There was one more move in store for Basmah in 2012 to Fayetteville, Arkansas. By then the household Dogs were all Houston rescuees --Mago, Astra, and Janowitz (new arrivals Argos in 2016  and Tobias in 2019 didn't bother her) -- and the only Cat still alive was her beloved Pertinax. This perfect set of companions sped up her progress toward trusting us and even sharing our bed sometimes. (Oddly enough, in Dhahran, before I could touch her, she sometimes sneaked in bed and slept wrapped around my head.)

Dhahran 2007; Fayetteville 2012; Pertinax & Basmah 2019.

When Pertinax died in 2020, Basmah’s delicate psyche could have regressed but he Dogs, I believe, saved the day. Given her attraction to them, she associated with them as much as they let her, culminating in “the running of the Dogs” – a civilized version of the Spanish running of the Bulls.  At 5:30 am she would be poised at the bedroom door and when the dogs trotted out to go potty, Basmah ran in front of them making sure they caught up with her to form an odd quadriga. 

Her exclusive time with us -- for she never accepted other people -- was during the “Chris Crises in the Morning” – i.e., coffee and news read aloud by Chris -- when she climbed on my lap to be “messed with” (bouncing, squeez’n, kissing …) which she bore with pleased indifference.

When Basmah began losing her apetite in late August 2022 Dr. Rob Jones agreed that given her intractability, obtaining a blood sample could irreparably damage 14 years of built up trust for an uncertain diagnostic and treatment.  Nature would decide. She ate some Gerber’s baby food for a few days, but kept losing weight and energy.

Contrary to logic, as Basmah weakened she grew bolder. One morning she curled up on Chris’ lap during the “Crises” – first time ever.
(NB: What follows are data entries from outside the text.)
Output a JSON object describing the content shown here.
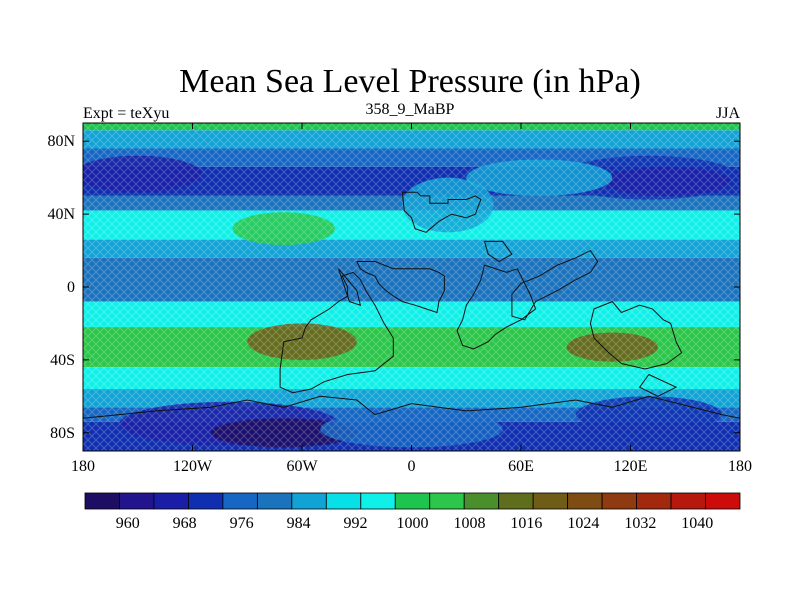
{
  "chart_data": {
    "type": "heatmap",
    "title": "Mean Sea Level Pressure (in hPa)",
    "left_label": "Expt = teXyu",
    "center_label": "358_9_MaBP",
    "right_label": "JJA",
    "x_ticks": [
      {
        "value": -180,
        "label": "180"
      },
      {
        "value": -120,
        "label": "120W"
      },
      {
        "value": -60,
        "label": "60W"
      },
      {
        "value": 0,
        "label": "0"
      },
      {
        "value": 60,
        "label": "60E"
      },
      {
        "value": 120,
        "label": "120E"
      },
      {
        "value": 180,
        "label": "180"
      }
    ],
    "y_ticks": [
      {
        "value": 80,
        "label": "80N"
      },
      {
        "value": 40,
        "label": "40N"
      },
      {
        "value": 0,
        "label": "0"
      },
      {
        "value": -40,
        "label": "40S"
      },
      {
        "value": -80,
        "label": "80S"
      }
    ],
    "xlim": [
      -180,
      180
    ],
    "ylim": [
      -90,
      90
    ],
    "colorbar": {
      "colors": [
        "#1d0d63",
        "#21148d",
        "#1a1ea6",
        "#0f2fb0",
        "#1667c3",
        "#1c73bd",
        "#12a3d6",
        "#06e0e6",
        "#0ff0e8",
        "#1dc54e",
        "#2bc64a",
        "#4a8f2c",
        "#5f6e1c",
        "#6e5c17",
        "#7f4d13",
        "#8f3a10",
        "#a2280e",
        "#b5180c",
        "#cc0b0b"
      ],
      "labels": [
        {
          "index": 1,
          "label": "960"
        },
        {
          "index": 3,
          "label": "968"
        },
        {
          "index": 5,
          "label": "976"
        },
        {
          "index": 7,
          "label": "984"
        },
        {
          "index": 9,
          "label": "992"
        },
        {
          "index": 11,
          "label": "1000"
        },
        {
          "index": 13,
          "label": "1008"
        },
        {
          "index": 15,
          "label": "1016"
        },
        {
          "index": 17,
          "label": "1024"
        },
        {
          "index": 19,
          "label": "1032"
        },
        {
          "index": 21,
          "label": "1040"
        }
      ]
    },
    "bands": [
      {
        "lat_top": 90,
        "lat_bottom": 86,
        "color": "#1dc54e"
      },
      {
        "lat_top": 86,
        "lat_bottom": 76,
        "color": "#12a3d6"
      },
      {
        "lat_top": 76,
        "lat_bottom": 66,
        "color": "#1667c3"
      },
      {
        "lat_top": 66,
        "lat_bottom": 50,
        "color": "#0f2fb0"
      },
      {
        "lat_top": 50,
        "lat_bottom": 42,
        "color": "#1c73bd"
      },
      {
        "lat_top": 42,
        "lat_bottom": 26,
        "color": "#0ff0e8"
      },
      {
        "lat_top": 26,
        "lat_bottom": 16,
        "color": "#12a3d6"
      },
      {
        "lat_top": 16,
        "lat_bottom": -8,
        "color": "#1c73bd"
      },
      {
        "lat_top": -8,
        "lat_bottom": -22,
        "color": "#0ff0e8"
      },
      {
        "lat_top": -22,
        "lat_bottom": -44,
        "color": "#2bc64a"
      },
      {
        "lat_top": -44,
        "lat_bottom": -56,
        "color": "#0ff0e8"
      },
      {
        "lat_top": -56,
        "lat_bottom": -66,
        "color": "#12a3d6"
      },
      {
        "lat_top": -66,
        "lat_bottom": -74,
        "color": "#1667c3"
      },
      {
        "lat_top": -74,
        "lat_bottom": -90,
        "color": "#0f2fb0"
      }
    ],
    "blobs": [
      {
        "lon": 130,
        "lat": 60,
        "rlon": 50,
        "rlat": 12,
        "color": "#0f2fb0"
      },
      {
        "lon": 140,
        "lat": 58,
        "rlon": 35,
        "rlat": 8,
        "color": "#1a1ea6"
      },
      {
        "lon": -150,
        "lat": 62,
        "rlon": 35,
        "rlat": 10,
        "color": "#1a1ea6"
      },
      {
        "lon": -70,
        "lat": 32,
        "rlon": 28,
        "rlat": 9,
        "color": "#2bc64a"
      },
      {
        "lon": 20,
        "lat": 45,
        "rlon": 25,
        "rlat": 15,
        "color": "#12a3d6"
      },
      {
        "lon": 70,
        "lat": 60,
        "rlon": 40,
        "rlat": 10,
        "color": "#12a3d6"
      },
      {
        "lon": -60,
        "lat": -30,
        "rlon": 30,
        "rlat": 10,
        "color": "#6e5c17"
      },
      {
        "lon": 110,
        "lat": -33,
        "rlon": 25,
        "rlat": 8,
        "color": "#6e5c17"
      },
      {
        "lon": -100,
        "lat": -75,
        "rlon": 60,
        "rlat": 12,
        "color": "#1a1ea6"
      },
      {
        "lon": -70,
        "lat": -80,
        "rlon": 40,
        "rlat": 8,
        "color": "#1d0d63"
      },
      {
        "lon": 0,
        "lat": -78,
        "rlon": 50,
        "rlat": 10,
        "color": "#1667c3"
      },
      {
        "lon": 130,
        "lat": -70,
        "rlon": 40,
        "rlat": 10,
        "color": "#0f2fb0"
      }
    ],
    "coastlines": [
      [
        [
          -5,
          52
        ],
        [
          3,
          52
        ],
        [
          5,
          50
        ],
        [
          10,
          50
        ],
        [
          10,
          46
        ],
        [
          20,
          46
        ],
        [
          20,
          48
        ],
        [
          30,
          48
        ],
        [
          35,
          50
        ],
        [
          38,
          48
        ],
        [
          35,
          40
        ],
        [
          30,
          38
        ],
        [
          22,
          40
        ],
        [
          15,
          36
        ],
        [
          8,
          30
        ],
        [
          2,
          32
        ],
        [
          0,
          38
        ],
        [
          -4,
          42
        ],
        [
          -5,
          52
        ]
      ],
      [
        [
          -30,
          14
        ],
        [
          -20,
          14
        ],
        [
          -15,
          12
        ],
        [
          -10,
          10
        ],
        [
          10,
          10
        ],
        [
          15,
          8
        ],
        [
          18,
          6
        ],
        [
          18,
          -2
        ],
        [
          15,
          -8
        ],
        [
          14,
          -14
        ],
        [
          8,
          -12
        ],
        [
          2,
          -10
        ],
        [
          -5,
          -8
        ],
        [
          -10,
          -5
        ],
        [
          -14,
          -2
        ],
        [
          -18,
          2
        ],
        [
          -20,
          6
        ],
        [
          -25,
          8
        ],
        [
          -28,
          10
        ],
        [
          -30,
          14
        ]
      ],
      [
        [
          -70,
          -30
        ],
        [
          -60,
          -28
        ],
        [
          -58,
          -22
        ],
        [
          -55,
          -18
        ],
        [
          -45,
          -12
        ],
        [
          -40,
          -8
        ],
        [
          -35,
          -5
        ],
        [
          -35,
          0
        ],
        [
          -38,
          6
        ],
        [
          -32,
          8
        ],
        [
          -28,
          4
        ],
        [
          -25,
          -2
        ],
        [
          -20,
          -10
        ],
        [
          -15,
          -20
        ],
        [
          -10,
          -28
        ],
        [
          -10,
          -38
        ],
        [
          -20,
          -46
        ],
        [
          -35,
          -48
        ],
        [
          -48,
          -52
        ],
        [
          -55,
          -56
        ],
        [
          -65,
          -58
        ],
        [
          -72,
          -55
        ],
        [
          -72,
          -45
        ],
        [
          -70,
          -30
        ]
      ],
      [
        [
          40,
          12
        ],
        [
          52,
          8
        ],
        [
          58,
          10
        ],
        [
          65,
          -4
        ],
        [
          68,
          -12
        ],
        [
          60,
          -18
        ],
        [
          52,
          -22
        ],
        [
          46,
          -26
        ],
        [
          42,
          -30
        ],
        [
          34,
          -34
        ],
        [
          28,
          -32
        ],
        [
          25,
          -24
        ],
        [
          28,
          -18
        ],
        [
          30,
          -10
        ],
        [
          34,
          -4
        ],
        [
          38,
          4
        ],
        [
          40,
          12
        ]
      ],
      [
        [
          55,
          -16
        ],
        [
          62,
          -18
        ],
        [
          68,
          -8
        ],
        [
          80,
          -2
        ],
        [
          90,
          4
        ],
        [
          98,
          8
        ],
        [
          102,
          14
        ],
        [
          98,
          20
        ],
        [
          90,
          16
        ],
        [
          80,
          12
        ],
        [
          70,
          6
        ],
        [
          60,
          2
        ],
        [
          55,
          -4
        ],
        [
          55,
          -16
        ]
      ],
      [
        [
          100,
          -12
        ],
        [
          110,
          -8
        ],
        [
          115,
          -14
        ],
        [
          125,
          -10
        ],
        [
          132,
          -12
        ],
        [
          138,
          -18
        ],
        [
          142,
          -20
        ],
        [
          145,
          -30
        ],
        [
          148,
          -36
        ],
        [
          140,
          -42
        ],
        [
          128,
          -45
        ],
        [
          115,
          -42
        ],
        [
          108,
          -36
        ],
        [
          100,
          -28
        ],
        [
          98,
          -20
        ],
        [
          100,
          -12
        ]
      ],
      [
        [
          130,
          -48
        ],
        [
          145,
          -55
        ],
        [
          135,
          -60
        ],
        [
          125,
          -55
        ],
        [
          130,
          -48
        ]
      ],
      [
        [
          -180,
          -72
        ],
        [
          -140,
          -68
        ],
        [
          -110,
          -66
        ],
        [
          -90,
          -62
        ],
        [
          -70,
          -66
        ],
        [
          -50,
          -60
        ],
        [
          -30,
          -62
        ],
        [
          -20,
          -70
        ],
        [
          0,
          -64
        ],
        [
          30,
          -68
        ],
        [
          60,
          -66
        ],
        [
          90,
          -62
        ],
        [
          110,
          -66
        ],
        [
          130,
          -60
        ],
        [
          150,
          -65
        ],
        [
          170,
          -70
        ],
        [
          180,
          -72
        ],
        [
          180,
          -90
        ],
        [
          -180,
          -90
        ],
        [
          -180,
          -72
        ]
      ],
      [
        [
          -40,
          10
        ],
        [
          -30,
          -2
        ],
        [
          -28,
          -10
        ],
        [
          -34,
          -8
        ],
        [
          -40,
          10
        ]
      ],
      [
        [
          40,
          25
        ],
        [
          50,
          25
        ],
        [
          55,
          18
        ],
        [
          48,
          14
        ],
        [
          42,
          18
        ],
        [
          40,
          25
        ]
      ]
    ]
  }
}
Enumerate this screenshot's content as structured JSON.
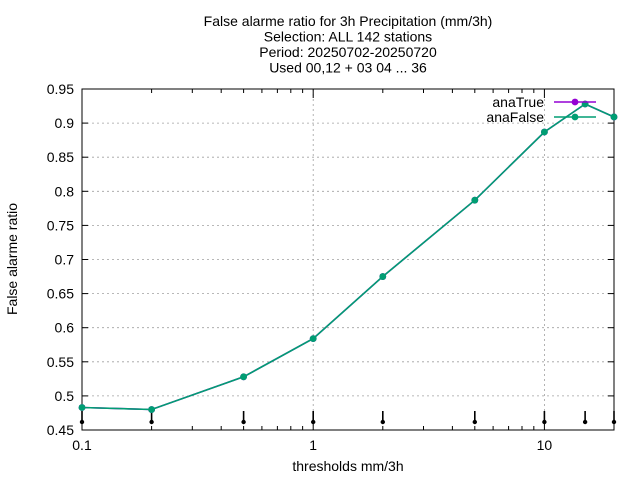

Increasingly toward the end she slept between us. Two nights before her last we noticed she wasn’t on her pad. On her wobbly legs she had left the comfort of our bed to lay on a corner of Janowitz’s – who was too shocked to move. 

Like octogenarians who skydive for the first time, Basmah had satisfied her main desire: Sleeping with Dogs. 

Basmah’s courage inspires. One has to marvel at someone born in adversity -- her capacity to trust brutalized from the start— who, cast unto incomprehensible scenarios would, by the sheer power of her Will, not only perform well but shine brightly for those with eyes to see. 

I have mourned many companions. In Basmah I grief for her and, again, for the 22 Cat friends who preceded her and whose legacy she embodied. 


4 comments:

  1. Loved this❤️. Did I ever meet Basmah? I can’t remember from her/my/our timeline. But no matter. What a trip back from a hopeless smoldering Hades, snatched up by the angels from a certain, miserable end. Beautiful!

    ReplyDelete
    Replies
    1. I appreciate your comment. Few people did meet her; she hid in the basement when anyone entered the house.

      Delete
  2. This is a beautiful tribute it brings tears to my eyes. Today is my turn to venture across town on the crowded highways of Houston at rush hour to pick up the last freshly nurtured group of cats and return them to their meager shelter on the streets. It is what I can do and I will do it thinking of Basmah. You are blessed to have had the honor of loving so many.

    ReplyDelete
  3. Properly immunized, sterilized, and together on familiar grounds ... is far better than some human homes. Thank you for doing your important part in TNR!